Söz konusu kararla mahkeme, temmuz ayında kabul edilen ve yargıçların hükümet kararlarını iptal etmelerini engelleyen reformu ortadan kaldırmış oldu.
Yüksek Mahkeme yargıçları 7'ye karşı 8 oyla yasanın "demokratik İsrail Devleti'nin temel karakterine ciddi ve benzeri görülmemiş zarar verdiği" gerekçesiyle iptal etti.
Muhalifler, Netanyahu'nun makuliyet standardını kaldırma çabalarının yolsuzluğa ve önemli pozisyonlara niteliksiz yandaşların uygunsuz bir şekilde atanmasına kapı açtığını savunuyordu.
Tartışmalı temel yargı düzenlemeleri, yaz aylarında da on binlerce kişinin katıldığı gösterilerle protesto edilmişti.
Yüksek Mahkeme yargıçları ayrıca 12-3 oyla, İsrail için bir tür anayasa işlevi gören ve "Temel Yasalar" olarak adlandırılan önemli mevzuat düzenlemelerini iptal etme yetkisine sahip olduklarına karar verdi.
Yasa, İsrail adalet sisteminde yapılması planlanan revizyonun ilk ayağını oluşturuyordu.
Ancak, 7 Ekim'de Hamas ile başlayan savaşın ardından bu revizyon askıya alınmıştı.
Parlamento "her şeye kadir" değil
Bu karar, yasaların ve diğer kilit kararların yasallığı konusunda son sözü yüksek mahkemenin değil ulusal yasama organının söylemesi gerektiğini savunan Netanyahu ve sertlik yanlısı müttefikleri için önemli bir darbe oldu.
AFP'ye göre yargıçlar, parlamentonun "sınırsız güce" sahip olmadığını da söyledi.
Netanyahu ve müttefikleri bir yıl önce göreve geldikten kısa bir süre sonra kapsamlı revizyon planlarını açıkladı.
Plan, Yüksek Mahkeme'nin parlamento kararlarını gözden geçirme yetkisinin sınırlandırılmasından yargıçların atanma şeklinin değiştirilmesine kadar yargıçların yetkilerinin kısıtlanmasını öngörüyor.
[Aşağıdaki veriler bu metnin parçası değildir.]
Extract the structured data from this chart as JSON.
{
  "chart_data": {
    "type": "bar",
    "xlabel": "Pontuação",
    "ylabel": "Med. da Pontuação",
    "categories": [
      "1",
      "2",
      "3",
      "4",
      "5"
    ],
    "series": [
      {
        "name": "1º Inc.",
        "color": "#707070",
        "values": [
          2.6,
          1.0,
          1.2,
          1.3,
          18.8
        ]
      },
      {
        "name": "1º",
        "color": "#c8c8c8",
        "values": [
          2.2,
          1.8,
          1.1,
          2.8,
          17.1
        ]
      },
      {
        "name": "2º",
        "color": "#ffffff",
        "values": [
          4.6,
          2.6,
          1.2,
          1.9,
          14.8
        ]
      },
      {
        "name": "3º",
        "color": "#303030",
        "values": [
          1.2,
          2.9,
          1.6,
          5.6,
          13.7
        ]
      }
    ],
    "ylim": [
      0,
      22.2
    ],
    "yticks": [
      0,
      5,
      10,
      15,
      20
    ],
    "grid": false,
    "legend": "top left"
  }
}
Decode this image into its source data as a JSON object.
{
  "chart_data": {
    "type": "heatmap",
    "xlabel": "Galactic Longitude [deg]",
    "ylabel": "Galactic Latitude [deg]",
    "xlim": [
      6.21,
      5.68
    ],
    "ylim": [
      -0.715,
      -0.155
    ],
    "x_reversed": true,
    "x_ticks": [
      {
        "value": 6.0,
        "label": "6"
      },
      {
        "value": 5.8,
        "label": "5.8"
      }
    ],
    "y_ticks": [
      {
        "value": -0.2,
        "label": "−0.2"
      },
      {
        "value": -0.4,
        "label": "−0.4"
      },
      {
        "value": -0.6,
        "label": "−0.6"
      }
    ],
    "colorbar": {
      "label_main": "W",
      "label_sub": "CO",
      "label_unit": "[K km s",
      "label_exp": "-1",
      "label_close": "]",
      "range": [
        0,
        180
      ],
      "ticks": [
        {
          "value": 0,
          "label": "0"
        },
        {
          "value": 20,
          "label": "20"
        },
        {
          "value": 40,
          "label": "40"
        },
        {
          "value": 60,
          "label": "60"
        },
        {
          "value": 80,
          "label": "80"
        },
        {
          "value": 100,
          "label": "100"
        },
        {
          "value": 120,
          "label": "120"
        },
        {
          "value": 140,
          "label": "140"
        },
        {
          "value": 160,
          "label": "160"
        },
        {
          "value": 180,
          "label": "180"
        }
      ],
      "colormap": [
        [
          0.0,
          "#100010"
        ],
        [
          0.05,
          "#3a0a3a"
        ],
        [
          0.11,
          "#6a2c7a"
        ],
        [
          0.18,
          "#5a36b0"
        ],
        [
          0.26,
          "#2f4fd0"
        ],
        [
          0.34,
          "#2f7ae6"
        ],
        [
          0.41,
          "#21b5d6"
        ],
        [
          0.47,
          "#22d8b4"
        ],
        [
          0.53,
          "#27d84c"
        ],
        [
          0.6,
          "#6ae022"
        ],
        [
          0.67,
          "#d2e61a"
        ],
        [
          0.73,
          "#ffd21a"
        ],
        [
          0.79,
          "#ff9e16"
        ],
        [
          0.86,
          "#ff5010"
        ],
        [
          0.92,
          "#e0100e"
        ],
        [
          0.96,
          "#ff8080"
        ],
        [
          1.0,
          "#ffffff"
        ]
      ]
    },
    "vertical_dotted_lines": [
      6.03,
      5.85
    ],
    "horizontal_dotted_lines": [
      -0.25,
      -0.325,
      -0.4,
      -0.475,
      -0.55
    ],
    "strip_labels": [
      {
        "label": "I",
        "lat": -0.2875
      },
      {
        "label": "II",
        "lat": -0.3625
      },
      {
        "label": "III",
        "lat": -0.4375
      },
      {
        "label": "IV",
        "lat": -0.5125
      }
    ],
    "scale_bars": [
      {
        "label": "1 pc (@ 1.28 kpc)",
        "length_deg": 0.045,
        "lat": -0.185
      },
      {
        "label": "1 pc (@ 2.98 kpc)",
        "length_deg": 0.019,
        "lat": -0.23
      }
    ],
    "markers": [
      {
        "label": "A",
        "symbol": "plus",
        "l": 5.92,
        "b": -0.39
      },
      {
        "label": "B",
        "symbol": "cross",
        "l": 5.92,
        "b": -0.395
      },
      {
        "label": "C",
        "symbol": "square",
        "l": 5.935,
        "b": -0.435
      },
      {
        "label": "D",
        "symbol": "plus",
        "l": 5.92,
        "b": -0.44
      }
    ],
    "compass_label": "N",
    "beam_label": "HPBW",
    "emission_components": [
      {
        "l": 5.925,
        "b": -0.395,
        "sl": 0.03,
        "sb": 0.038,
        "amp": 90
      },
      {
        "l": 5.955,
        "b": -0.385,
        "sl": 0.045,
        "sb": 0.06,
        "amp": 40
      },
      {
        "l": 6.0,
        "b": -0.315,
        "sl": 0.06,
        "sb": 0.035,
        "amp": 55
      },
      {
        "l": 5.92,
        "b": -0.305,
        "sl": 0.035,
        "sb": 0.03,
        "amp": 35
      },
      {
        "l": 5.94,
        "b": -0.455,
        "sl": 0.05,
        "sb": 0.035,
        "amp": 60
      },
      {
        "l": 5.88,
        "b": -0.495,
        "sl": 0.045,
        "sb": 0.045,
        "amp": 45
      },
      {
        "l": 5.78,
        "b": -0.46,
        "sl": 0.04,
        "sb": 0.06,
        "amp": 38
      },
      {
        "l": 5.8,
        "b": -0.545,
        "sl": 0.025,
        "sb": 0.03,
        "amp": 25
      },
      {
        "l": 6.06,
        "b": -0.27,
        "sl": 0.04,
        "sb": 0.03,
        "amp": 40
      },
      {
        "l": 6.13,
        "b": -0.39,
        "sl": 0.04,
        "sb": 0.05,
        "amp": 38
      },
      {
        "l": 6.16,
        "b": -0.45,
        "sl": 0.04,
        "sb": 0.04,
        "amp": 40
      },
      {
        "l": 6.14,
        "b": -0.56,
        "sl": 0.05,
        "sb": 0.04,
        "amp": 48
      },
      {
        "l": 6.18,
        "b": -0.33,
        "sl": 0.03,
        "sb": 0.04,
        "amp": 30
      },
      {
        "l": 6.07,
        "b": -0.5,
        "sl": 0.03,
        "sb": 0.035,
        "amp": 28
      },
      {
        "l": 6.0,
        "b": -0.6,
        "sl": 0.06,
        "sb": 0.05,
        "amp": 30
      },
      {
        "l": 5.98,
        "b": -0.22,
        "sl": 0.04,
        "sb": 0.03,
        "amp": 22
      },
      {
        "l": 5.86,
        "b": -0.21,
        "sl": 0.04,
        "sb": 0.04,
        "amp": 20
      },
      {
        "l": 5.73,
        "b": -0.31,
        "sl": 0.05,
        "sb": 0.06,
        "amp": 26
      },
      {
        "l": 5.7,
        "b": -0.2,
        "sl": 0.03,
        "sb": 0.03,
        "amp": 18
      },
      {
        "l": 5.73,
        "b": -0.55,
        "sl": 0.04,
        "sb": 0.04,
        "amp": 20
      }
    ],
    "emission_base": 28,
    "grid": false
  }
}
Netanyahu'nun müttefiki ve düzenlemenin mimarı olan Adalet Bakanı Yariv Levin, mahkemenin "bugünlerde cephedeki askerlerimizin başarısı için gerekli olan birlik ruhunun tam tersini" gösterdiğini söyleyerek kararı eleştirdi.
Kararın hükümetin cesaretini kırmayacağını söyleyen Levin, hükümetin kısa vadede planını yeniden canlandırmaya çalışıp çalışmayacağı konusunda detay vermedi.